I started community college at Mountain View College in 2016. I never imagined how much my time there would teach me about every aspect of my life. In my final year, which will come to an end this May, I have learned more than in my first two years collectively. And I would like to share five of those lessons.
1. Utilize your advisor
Even if your grades are good and you’re on track with your courses, go to your advisor. At some community colleges, meeting with an academic advisor is mandatory at specific times. This was the case my first year and part of my second. At my second advising meeting, I was able to create a two-year plan of all the classes I needed to take before transferring to a four-year school and I followed it, using it as a guide for course registration each semester.
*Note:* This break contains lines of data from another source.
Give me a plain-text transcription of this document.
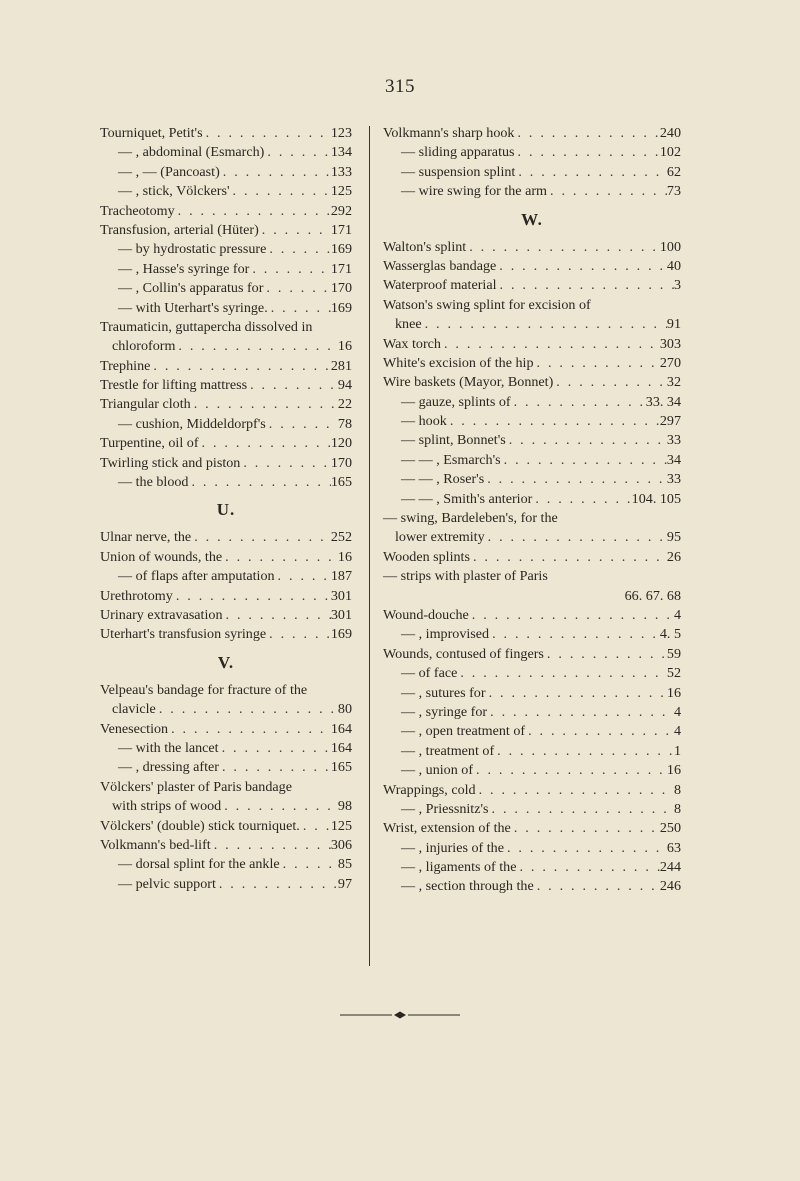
315
Tourniquet, Petit's . . .	123
— , abdominal (Esmarch) . . .	134
— , — (Pancoast) . . .	133
— , stick, Völckers' . . .	125
Tracheotomy . . .	292
Transfusion, arterial (Hüter) . . .	171
— by hydrostatic pressure . . .	169
— , Hasse's syringe for . . .	171
— , Collin's apparatus for . . .	170
— with Uterhart's syringe. . . .	169
Traumaticin, guttapercha dissolved in
chloroform . . .	16
Trephine . . .	281
Trestle for lifting mattress . . .	94
Triangular cloth . . .	22
— cushion, Middeldorpf's . . .	78
Turpentine, oil of . . .	120
Twirling stick and piston . . .	170
— the blood . . .	165
U.
Ulnar nerve, the . . .	252
Union of wounds, the . . .	16
— of flaps after amputation . . .	187
Urethrotomy . . .	301
Urinary extravasation . . .	301
Uterhart's transfusion syringe . . .	169
V.
Velpeau's bandage for fracture of the
clavicle . . .	80
Venesection . . .	164
— with the lancet . . .	164
— , dressing after . . .	165
Völckers' plaster of Paris bandage
with strips of wood . . .	98
Völckers' (double) stick tourniquet. . . . 125
Volkmann's bed-lift . . .	306
— dorsal splint for the ankle . . .	85
— pelvic support . . .	97
Volkmann's sharp hook . . .	240
— sliding apparatus . . .	102
— suspension splint . . .	62
— wire swing for the arm . . .	73
W.
Walton's splint . . .	100
Wasserglas bandage . . .	40
Waterproof material . . .	3
Watson's swing splint for excision of
knee . . .	91
Wax torch . . .	303
White's excision of the hip . . .	270
Wire baskets (Mayor, Bonnet) . . .	32
— gauze, splints of . . .	33. 34
— hook . . .	297
— splint, Bonnet's . . .	33
— — , Esmarch's . . .	34
— — , Roser's . . .	33
— — , Smith's anterior . . .	104. 105
— swing, Bardeleben's, for the
lower extremity . . .	95
Wooden splints . . .	26
— strips with plaster of Paris
66. 67. 68
Wound-douche . . .	4
— , improvised . . .	4. 5
Wounds, contused of fingers . . .	59
— of face . . .	52
— , sutures for . . .	16
— , syringe for . . .	4
— , open treatment of . . .	4
— , treatment of . . .	1
— , union of . . .	16
Wrappings, cold . . .	8
— , Priessnitz's . . .	8
Wrist, extension of the . . .	250
— , injuries of the . . .	63
— , ligaments of the . . .	244
— , section through the . . .	246
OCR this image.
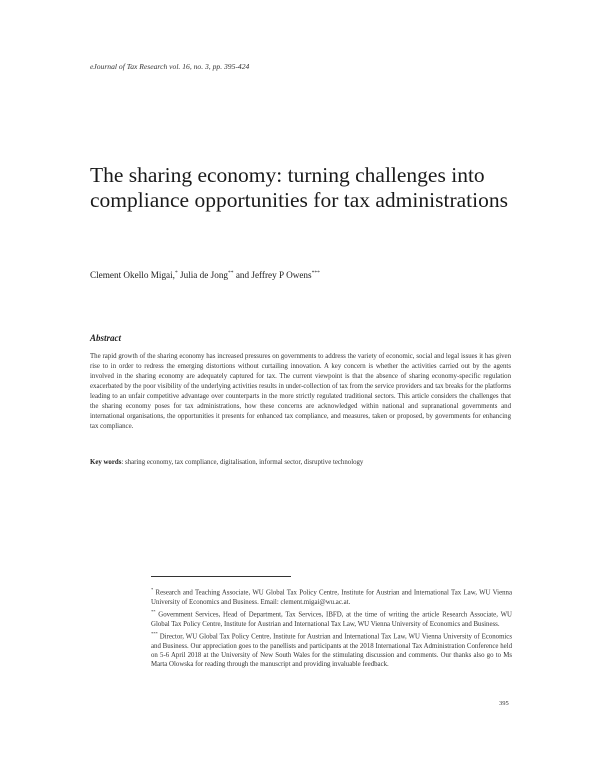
eJournal of Tax Research vol. 16, no. 3, pp. 395-424
The sharing economy: turning challenges into compliance opportunities for tax administrations
Clement Okello Migai,* Julia de Jong** and Jeffrey P Owens***
Abstract

The rapid growth of the sharing economy has increased pressures on governments to address the variety of economic, social and legal issues it has given rise to in order to redress the emerging distortions without curtailing innovation. A key concern is whether the activities carried out by the agents involved in the sharing economy are adequately captured for tax. The current viewpoint is that the absence of sharing economy-specific regulation exacerbated by the poor visibility of the underlying activities results in under-collection of tax from the service providers and tax breaks for the platforms leading to an unfair competitive advantage over counterparts in the more strictly regulated traditional sectors. This article considers the challenges that the sharing economy poses for tax administrations, how these concerns are acknowledged within national and supranational governments and international organisations, the opportunities it presents for enhanced tax compliance, and measures, taken or proposed, by governments for enhancing tax compliance.

Key words: sharing economy, tax compliance, digitalisation, informal sector, disruptive technology

* Research and Teaching Associate, WU Global Tax Policy Centre, Institute for Austrian and International Tax Law, WU Vienna University of Economics and Business. Email: clement.migai@wu.ac.at.

** Government Services, Head of Department, Tax Services, IBFD, at the time of writing the article Research Associate, WU Global Tax Policy Centre, Institute for Austrian and International Tax Law, WU Vienna University of Economics and Business.

*** Director, WU Global Tax Policy Centre, Institute for Austrian and International Tax Law, WU Vienna University of Economics and Business. Our appreciation goes to the panellists and participants at the 2018 International Tax Administration Conference held on 5-6 April 2018 at the University of New South Wales for the stimulating discussion and comments. Our thanks also go to Ms Marta Olowska for reading through the manuscript and providing invaluable feedback.

395
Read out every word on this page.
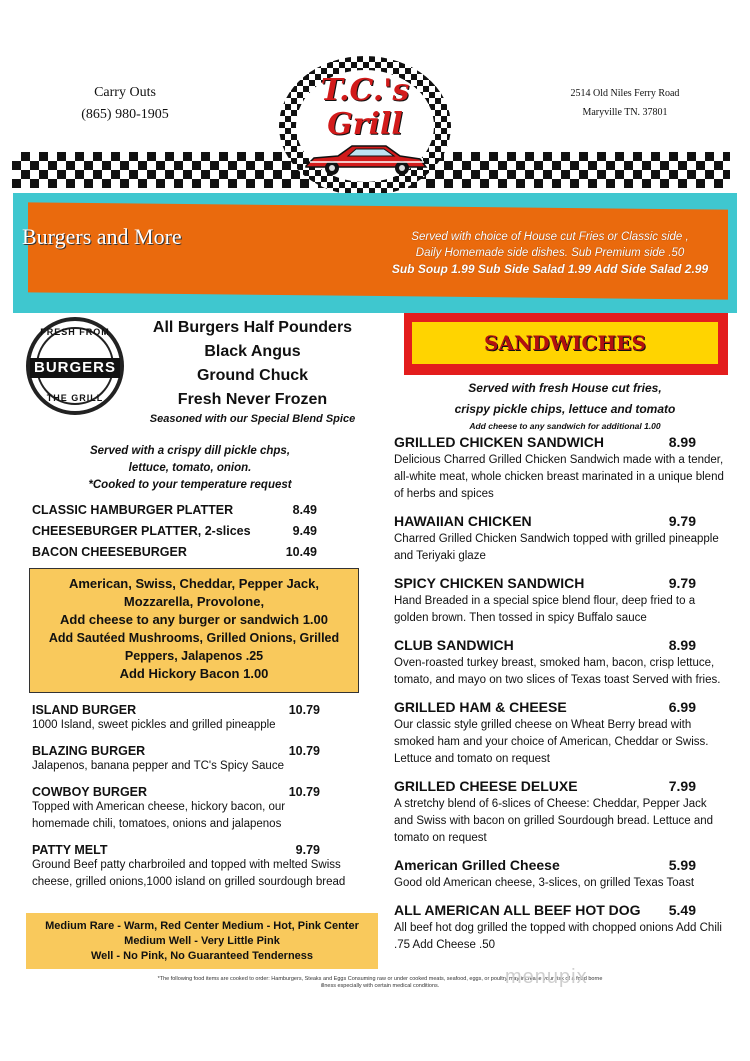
Carry Outs
(865) 980-1905
2514 Old Niles Ferry Road
Maryville TN. 37801
T.C.'s
Grill
Burgers and More	Served with choice of House cut Fries or Classic side ,
Daily Homemade side dishes. Sub Premium side .50
Sub Soup 1.99 Sub Side Salad 1.99 Add Side Salad 2.99
FRESH FROM
BURGERS
THE GRILL
All Burgers Half Pounders
Black Angus
Ground Chuck
Fresh Never Frozen
Seasoned with our Special Blend Spice
Served with a crispy dill pickle chps,
lettuce, tomato, onion.
*Cooked to your temperature request
CLASSIC HAMBURGER PLATTER	8.49
CHEESEBURGER PLATTER, 2-slices	9.49
BACON CHEESEBURGER	10.49
American, Swiss, Cheddar, Pepper Jack,
Mozzarella, Provolone,
Add cheese to any burger or sandwich 1.00
Add Sautéed Mushrooms, Grilled Onions, Grilled
Peppers, Jalapenos .25
Add Hickory Bacon 1.00
ISLAND BURGER	10.79
1000 Island, sweet pickles and grilled pineapple
BLAZING BURGER	10.79
Jalapenos, banana pepper and TC's Spicy Sauce
COWBOY BURGER	10.79
Topped with American cheese, hickory bacon, our homemade chili, tomatoes, onions and jalapenos
PATTY MELT	9.79
Ground Beef patty charbroiled and topped with melted Swiss cheese, grilled onions,1000 island on grilled sourdough bread
Medium Rare - Warm, Red Center Medium - Hot, Pink Center
Medium Well - Very Little Pink
Well - No Pink, No Guaranteed Tenderness
*The following food items are cooked to order: Hamburgers, Steaks and Eggs Consuming raw or under cooked meats, seafood, eggs, or poultry may increase your risk of a food borne illness especially with certain medical conditions.	menupix
SANDWICHES
Served with fresh House cut fries,
crispy pickle chips, lettuce and tomato
Add cheese to any sandwich for additional 1.00
GRILLED CHICKEN SANDWICH	8.99
Delicious Charred Grilled Chicken Sandwich made with a tender, all-white meat, whole chicken breast marinated in a unique blend of herbs and spices
HAWAIIAN CHICKEN	9.79
Charred Grilled Chicken Sandwich topped with grilled pineapple and Teriyaki glaze
SPICY CHICKEN SANDWICH	9.79
Hand Breaded in a special spice blend flour, deep fried to a golden brown. Then tossed in spicy Buffalo sauce
CLUB SANDWICH	8.99
Oven-roasted turkey breast, smoked ham, bacon, crisp lettuce, tomato, and mayo on two slices of Texas toast Served with fries.
GRILLED HAM & CHEESE	6.99
Our classic style grilled cheese on Wheat Berry bread with smoked ham and your choice of American, Cheddar or Swiss. Lettuce and tomato on request
GRILLED CHEESE DELUXE	7.99
A stretchy blend of 6-slices of Cheese: Cheddar, Pepper Jack and Swiss with bacon on grilled Sourdough bread. Lettuce and tomato on request
American Grilled Cheese	5.99
Good old American cheese, 3-slices, on grilled Texas Toast
ALL AMERICAN ALL BEEF HOT DOG 5.49
All beef hot dog grilled the topped with chopped onions Add Chili .75 Add Cheese .50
I didn’t know that I could take communications courses—which aren’t available on my community college campus but are at other campuses in the district—and get an associate field of study in Journalism. When I consulted my advisor about some science courses, I was told about this associate plan and the five extra courses I’d need to take to receive it. In short, you can find out about more specific degree plans and special courses that align with your major from your advisor. You don’t always have to follow your course plan, but if you’re unsure about the classes you want or need to transfer, academic advising can help.
2. Start working on your CV
CV is the abbreviation for curriculum vitae, which is similar to a résumé, but longer and more detailed. It typically includes your skills, awards, honors, education, publications, and other credentials you may have.
I first learned about CVs from one of my mentors. I wish I had learned about them much sooner because they’re a great tool when you’re applying for scholarships, internships, jobs, and even your transfer schools. Why? If you’re at a loss for what to say in your essays or what to list under volunteer service and awards, you can reference your CV. Plus, it’s good to have on hand when applications explicitly ask for it.
3. Learn to interview, not just be interviewed
Until my last semester of community college, I never really had to interview anyone, so I didn’t appreciate the value of it. Being interviewed was easy for me, but being the interviewer took some practice. But this is a crucial skill to learn regardless of your major or career goals.
Conducting interviews is a process that starts with research to base your questions on. Then you have to formulate questions relevant to the subject and interviewee. You should practice before going to the actual interview. When you get there, you can use the most relevant responses and other questions that come up to complete your assignment or gain a better understanding of an event, career, or class you’d like to know more about.
After taking two media writing classes, I’ve learned several things about interviewing, including avoiding easy questions. An important thing is to have a conversation with your interviewee before starting your interview to make them feel comfortable. People love to talk about themselves, and they may provide great information and details you weren’t expecting. Learning the art of interviewing can make you a more effective communicator in everyday situations, helping you know when to talk and when to listen.
4. Get involved, but not over-involved
In community college, getting involved in activities and organizations can be a fun and engaging choice to make the most of your time there. It can also help you build different skills, meet new people, and even prepare you for participating in activities at a four-year university (if you plan to transfer). However, you need to keep your classes and health in mind too and find a balance.
I’ve always been active in at least one thing on or off campus, but I decided to amp up my involvement by taking several leadership positions in activities and volunteering last year. I eventually became overwhelmed with stress and wondered if I’d finish assignments on time with all my activities. I felt obligated to stick with everything and do it well.
Getting involved is good, and some students can handle a lot of activities, but you should learn what you can handle. Step away when it gets to be too much for your health and other priorities, or you may hurt yourself.
Related: How to Find Community on Campus
5. You can be an introvert and still be a leader
College in general can be hard when you’re an introvert. This was the case for me, as I avoided being the leader in most things because I was afraid of making mistakes and being criticized. I know I mentioned above that I took on multiple leadership positions, but I had to work up to that level of comfort. I made slow progress becoming more willing to lead, but I took my biggest step last fall when I became an officer for Phi Theta Kappa, a community college honor society on campus.
It may take some coaching and guidance from your peers and mentors, but it also takes motivation and dedication. I learned that my shyness and introversion didn’t prevent me from being a leader, but my insecurities and mindset did. Soon I took on other active roles in clubs and organizations and became a better communicator and speaker.
If you have trouble with shyness, taking on leadership roles can help prepare you for when you leave for your future four-year college or university. You’ll be more comfortable interacting outside your comfort zone, which makes the transition easier.